On most days, Jim Campagna’s starts the day driving himself tovmorning Mass at either Cathedral of the Holy Spirit or St. Mary’s Pro-Cathedral in Bismarck, North Dakota where he is a parishioner. Not bad for someone who will turn 100 on December 21 this year.
“I put God first in my life.” he said in an interview after Mass. “I know every day might be my last day, but as long as I’m ready, that’s all that matters.”
When he was born in 1923, life expectancy was 56.1 years for men and 58.5 for women. Antibiotics had not been invented yet—that would happen in 1928 with penicillin— so childhood illnesses and tuberculosis were leading causes of death.
When the Great Depression began in 1929, Campagna, the seventh of ten children, was only six years old. He’s the only one left now. “We walked about 1 ½ mile to school where I went to first grade. I remember the rough winters,” he recalled.
“A widow lived a mile north of us on the top of a hill and one day Mom told me to go check on her,” he recalled. “I was 6 years old. She was okay and gave me a slice of boughten bread. It was so sweet. Oh, was it good.”
Back then, sending a young child a mile away was not out of the ordinary. He was close with his brothers Albert and Reynald who were 4 and 6 years older respectively. In mild weather, the three of them slept up in the barn where a goat would follow them up the steps and sleep with them. Campagna remembers the first prayer he said on his own was after he grabbed a horse’s tail and was kicked into the air. “When I came down,” he said, “I Iost my breath. I prayed, ‘God, I don’t want to die,’ and my breath came back.”
His family moved into town in 1932 when he was in the fourth grade at the public school. He assumes their pastor told his parents the children should be at the Catholic school, so he switched to St. Mary’s school. To earn spending money when he was 14, Campagna would buy newspapers for 2 cents and sell them downtown for a nickel. “I remember if I had 20 cents if felt like a lot,” he said.
When his father died on May 7, 1938, Campagna quit school junior year to go to work. “In Oregon, railroad jobs paid 50 cents an hour,” he said. “I went there, and we worked 10 hours a day, 6 days a week, $30 a week. Boy, that was big money.”
In 1942, he joined the Navy during World II and was a gunner on supply ships. “They called us the armed guards,” he said. “We’d take supplies to the islands and come back. I was on five merchant ships. We went everywhere— Mariana and Marshall Islands, the Philippines, and Guadalcanal. We’d only stay a day or two, take supplies off, and go.”
“One island I remember is Guadalcanal where we saw Eleanor Roosevelt,” Campagna said. “She was the first lady. She came up and got some coffee from the ship and left.” After the Navy, Campagna decided to join the Merchant Marine, working on tankers for 6 years, paid twice as much as he had earned in the Navy.
While home on a visit to Bismarck in 1949, he met his wife who worked with one of his sisters as a telephone operator. “When I met her, she was different than anything I had ever seen,” he said. The two kept in touch through letters. She moved to San Jose, California with her sister. Campagna also moved there and the two of them worked at a cannery, each staying in the respective dorms for men and women.
They married at St. Joseph Church in San Jose in December 1952, continuing work at the cannery for $1 a day until Campagna landed a job with the U.S. Game and Fish on Grizzly Island in the San Francisco Bay area. He was in charge of irrigation to enhance feeding for the waterfowl. Campagna worked there for 16 years but moved back to Bismarck with their four children due to his wife’s illness. “Her perceptions were off,” Campagna explained. “We needed to be closer to family for help. In 1984 she went to Jamestown State Hospital. They took care of her until she died Thanksgiving Day 1993.”

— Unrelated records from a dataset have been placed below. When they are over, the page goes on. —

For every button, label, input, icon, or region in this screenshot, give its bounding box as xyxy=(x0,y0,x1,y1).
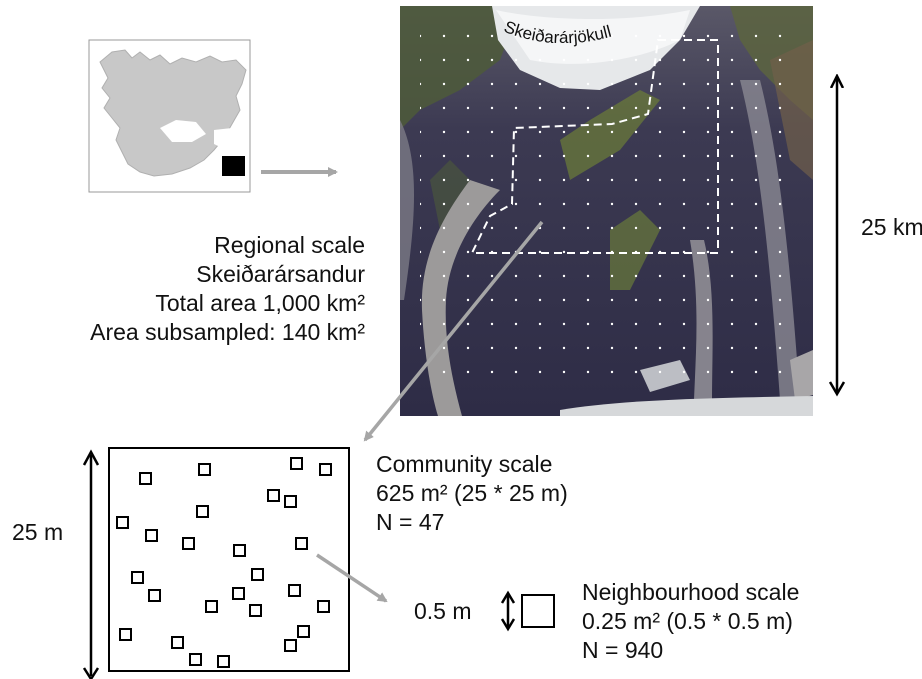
community-count: N = 47 xyxy=(376,509,445,535)
community-scale-label: 25 m xyxy=(12,519,64,545)
quadrats xyxy=(116,457,332,668)
regional-text-block: Regional scale Skeiðarársandur Total are… xyxy=(90,231,365,347)
regional-scale-label: 25 km xyxy=(861,214,922,240)
community-text-block: Community scale 625 m² (25 * 25 m) N = 4… xyxy=(376,450,568,537)
subsample-boundary xyxy=(470,39,719,254)
study-area-marker xyxy=(222,156,245,176)
neighbourhood-scale-title: Neighbourhood scale xyxy=(582,579,800,605)
neighbourhood-text-block: Neighbourhood scale 0.25 m² (0.5 * 0.5 m… xyxy=(582,578,799,665)
iceland-inset-map xyxy=(88,39,251,193)
regional-to-community-arrow xyxy=(363,220,544,442)
community-area: 625 m² (25 * 25 m) xyxy=(376,480,568,506)
regional-scale-title: Regional scale xyxy=(214,232,365,258)
community-to-neighbourhood-arrow xyxy=(316,553,388,603)
community-plot xyxy=(108,447,350,672)
neighbourhood-count: N = 940 xyxy=(582,637,664,663)
neighbourhood-area: 0.25 m² (0.5 * 0.5 m) xyxy=(582,608,793,634)
regional-site-name: Skeiðarársandur xyxy=(196,261,365,287)
regional-total-area: Total area 1,000 km² xyxy=(155,290,365,316)
iceland-shape xyxy=(99,49,247,177)
satellite-image xyxy=(400,6,813,416)
community-scale-title: Community scale xyxy=(376,451,553,477)
neighbourhood-scale-label: 0.5 m xyxy=(414,598,472,624)
neighbourhood-quadrat xyxy=(521,594,555,628)
regional-subsampled-area: Area subsampled: 140 km² xyxy=(90,319,365,345)
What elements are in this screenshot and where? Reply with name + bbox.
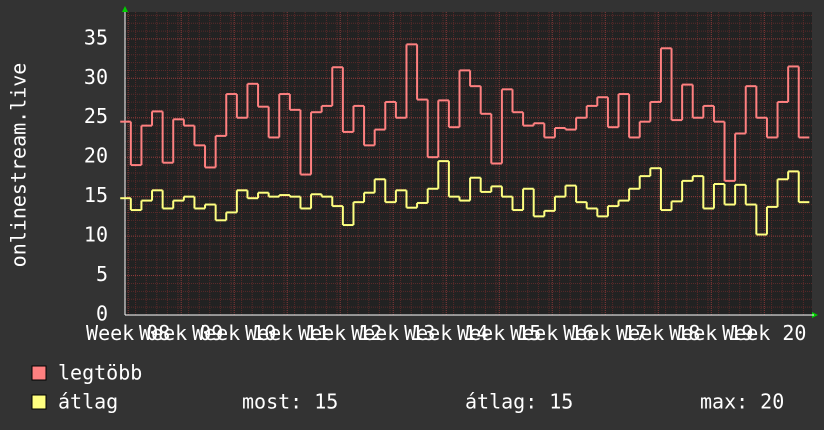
x-tick-label: Week 15	[457, 321, 541, 345]
x-tick-label: Week 14	[404, 321, 488, 345]
x-tick-label: Week 19	[669, 321, 753, 345]
stat-label: most:	[242, 390, 302, 414]
stat-label: max:	[700, 390, 748, 414]
x-tick-label: Week 17	[563, 321, 647, 345]
x-tick-label: Week 09	[139, 321, 223, 345]
stat-value: 15	[549, 390, 573, 414]
x-tick-label: Week 20	[722, 321, 806, 345]
legend-label: átlag	[58, 390, 118, 414]
axis-arrow	[122, 6, 128, 12]
legend-swatch	[31, 365, 47, 381]
y-tick-label: 15	[84, 183, 108, 207]
y-tick-label: 0	[96, 302, 108, 326]
y-tick-label: 20	[84, 144, 108, 168]
y-tick-label: 30	[84, 65, 108, 89]
y-tick-label: 10	[84, 223, 108, 247]
x-tick-label: Week 16	[510, 321, 594, 345]
stat-value: 15	[314, 390, 338, 414]
stat-label: átlag:	[465, 390, 537, 414]
plot-area	[125, 12, 812, 315]
legend-label: legtöbb	[58, 361, 142, 385]
y-axis-label: onlinestream.live	[7, 63, 31, 268]
axis-arrow	[812, 312, 818, 318]
x-tick-label: Week 12	[298, 321, 382, 345]
stat-value: 20	[760, 390, 784, 414]
y-tick-label: 5	[96, 262, 108, 286]
y-tick-label: 35	[84, 25, 108, 49]
x-tick-label: Week 08	[86, 321, 170, 345]
x-tick-label: Week 10	[192, 321, 276, 345]
x-tick-label: Week 18	[616, 321, 700, 345]
x-tick-label: Week 11	[245, 321, 329, 345]
legend-swatch	[31, 394, 47, 410]
x-tick-label: Week 13	[351, 321, 435, 345]
y-tick-label: 25	[84, 104, 108, 128]
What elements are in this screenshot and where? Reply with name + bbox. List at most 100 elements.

Campagna worked with Job Service until retirement in 1988 and has lived in his home in Bismarck since 1984. “A grandson has lived with me for the last 10 years,” he said. “He takes care of everything. He keeps the place clean and makes me lunches. If it wasn’t for him, I don’t think I would make it.” Campagna said he has 10 grandchildren and 4 great-grandchildren..

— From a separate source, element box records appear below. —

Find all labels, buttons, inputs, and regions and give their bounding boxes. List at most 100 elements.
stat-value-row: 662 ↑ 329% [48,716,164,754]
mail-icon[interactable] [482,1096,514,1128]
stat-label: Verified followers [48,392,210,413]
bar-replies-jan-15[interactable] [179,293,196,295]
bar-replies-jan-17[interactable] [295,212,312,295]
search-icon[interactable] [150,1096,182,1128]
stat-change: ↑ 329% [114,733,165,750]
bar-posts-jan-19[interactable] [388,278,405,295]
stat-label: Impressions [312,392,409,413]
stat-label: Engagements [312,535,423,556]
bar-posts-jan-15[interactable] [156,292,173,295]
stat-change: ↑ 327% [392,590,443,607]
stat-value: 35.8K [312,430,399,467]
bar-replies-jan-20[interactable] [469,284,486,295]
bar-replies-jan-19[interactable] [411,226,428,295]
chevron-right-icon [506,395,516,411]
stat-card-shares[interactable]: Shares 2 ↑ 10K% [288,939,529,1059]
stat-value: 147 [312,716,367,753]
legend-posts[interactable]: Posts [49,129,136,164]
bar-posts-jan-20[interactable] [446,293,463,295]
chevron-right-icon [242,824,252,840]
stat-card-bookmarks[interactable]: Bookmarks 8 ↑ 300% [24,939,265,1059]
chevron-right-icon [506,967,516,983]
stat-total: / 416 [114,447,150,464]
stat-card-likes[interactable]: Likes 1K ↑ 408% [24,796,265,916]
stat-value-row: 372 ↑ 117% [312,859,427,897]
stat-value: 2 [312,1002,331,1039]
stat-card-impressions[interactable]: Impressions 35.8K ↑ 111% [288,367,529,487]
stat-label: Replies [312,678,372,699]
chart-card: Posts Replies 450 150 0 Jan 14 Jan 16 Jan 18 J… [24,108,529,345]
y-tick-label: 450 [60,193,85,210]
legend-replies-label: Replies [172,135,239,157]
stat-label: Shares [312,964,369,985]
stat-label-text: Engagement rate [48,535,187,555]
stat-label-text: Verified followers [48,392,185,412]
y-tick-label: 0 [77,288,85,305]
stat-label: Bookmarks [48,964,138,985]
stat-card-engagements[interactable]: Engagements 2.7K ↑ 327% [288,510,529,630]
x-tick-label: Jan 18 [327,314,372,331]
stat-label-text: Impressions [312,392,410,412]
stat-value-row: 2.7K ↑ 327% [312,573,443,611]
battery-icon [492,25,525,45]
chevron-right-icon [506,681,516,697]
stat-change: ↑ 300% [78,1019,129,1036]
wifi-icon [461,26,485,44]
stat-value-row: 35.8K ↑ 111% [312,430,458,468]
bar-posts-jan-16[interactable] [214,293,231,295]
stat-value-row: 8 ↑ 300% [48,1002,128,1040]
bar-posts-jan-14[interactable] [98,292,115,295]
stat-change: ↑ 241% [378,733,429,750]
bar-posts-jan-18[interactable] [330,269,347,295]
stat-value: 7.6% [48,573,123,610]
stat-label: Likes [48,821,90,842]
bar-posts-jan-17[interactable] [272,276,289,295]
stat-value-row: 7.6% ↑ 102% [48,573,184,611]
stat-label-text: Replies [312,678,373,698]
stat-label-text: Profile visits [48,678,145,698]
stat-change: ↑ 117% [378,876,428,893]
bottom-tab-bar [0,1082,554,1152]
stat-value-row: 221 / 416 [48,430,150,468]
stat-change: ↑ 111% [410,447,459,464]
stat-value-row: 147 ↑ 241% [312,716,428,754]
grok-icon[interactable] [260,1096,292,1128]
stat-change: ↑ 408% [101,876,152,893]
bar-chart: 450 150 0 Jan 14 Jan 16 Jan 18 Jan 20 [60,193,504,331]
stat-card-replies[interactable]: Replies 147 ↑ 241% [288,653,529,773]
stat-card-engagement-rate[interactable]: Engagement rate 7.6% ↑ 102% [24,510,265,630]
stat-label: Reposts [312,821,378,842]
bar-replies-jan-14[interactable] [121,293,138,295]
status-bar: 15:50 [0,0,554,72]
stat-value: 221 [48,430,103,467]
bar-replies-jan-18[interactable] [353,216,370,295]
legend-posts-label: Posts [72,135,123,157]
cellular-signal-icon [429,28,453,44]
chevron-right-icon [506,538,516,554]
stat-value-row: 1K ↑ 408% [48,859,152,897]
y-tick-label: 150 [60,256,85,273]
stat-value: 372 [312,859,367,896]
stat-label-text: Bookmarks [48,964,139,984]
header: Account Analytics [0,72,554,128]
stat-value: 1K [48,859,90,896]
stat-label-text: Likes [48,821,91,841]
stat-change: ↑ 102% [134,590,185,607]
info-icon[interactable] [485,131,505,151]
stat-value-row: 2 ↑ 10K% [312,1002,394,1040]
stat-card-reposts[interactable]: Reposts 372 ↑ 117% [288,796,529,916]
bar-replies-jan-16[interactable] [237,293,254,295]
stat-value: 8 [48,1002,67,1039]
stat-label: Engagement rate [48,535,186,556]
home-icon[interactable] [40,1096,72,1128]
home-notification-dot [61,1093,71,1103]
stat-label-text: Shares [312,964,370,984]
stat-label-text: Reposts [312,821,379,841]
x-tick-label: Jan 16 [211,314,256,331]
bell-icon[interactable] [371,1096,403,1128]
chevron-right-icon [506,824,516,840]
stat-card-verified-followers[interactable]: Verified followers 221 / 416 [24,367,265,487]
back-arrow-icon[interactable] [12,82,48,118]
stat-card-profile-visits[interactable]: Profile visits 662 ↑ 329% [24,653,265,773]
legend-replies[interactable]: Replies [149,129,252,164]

Since 1969, Campagna has attended daily Mass. “I go because God loves me and I get to receive him every day,” he said. “I’ve had many trials and tribulations. I need him in Communion to get through the day. God is good to me. He gives me the strength. Without God we can do nothing but sin. With God, we can do all things. I know it, that’s why I’m here.”
When asked what advice Campagna would like to give to others he shared, “Find God in your life because without God there’s nothing.” He said it hurts him to see people ignoring God and caring about finances more than their soul.
“Pray every day, morning noon and night for your salvation,” he advised. “It’s the most important thing you can do.”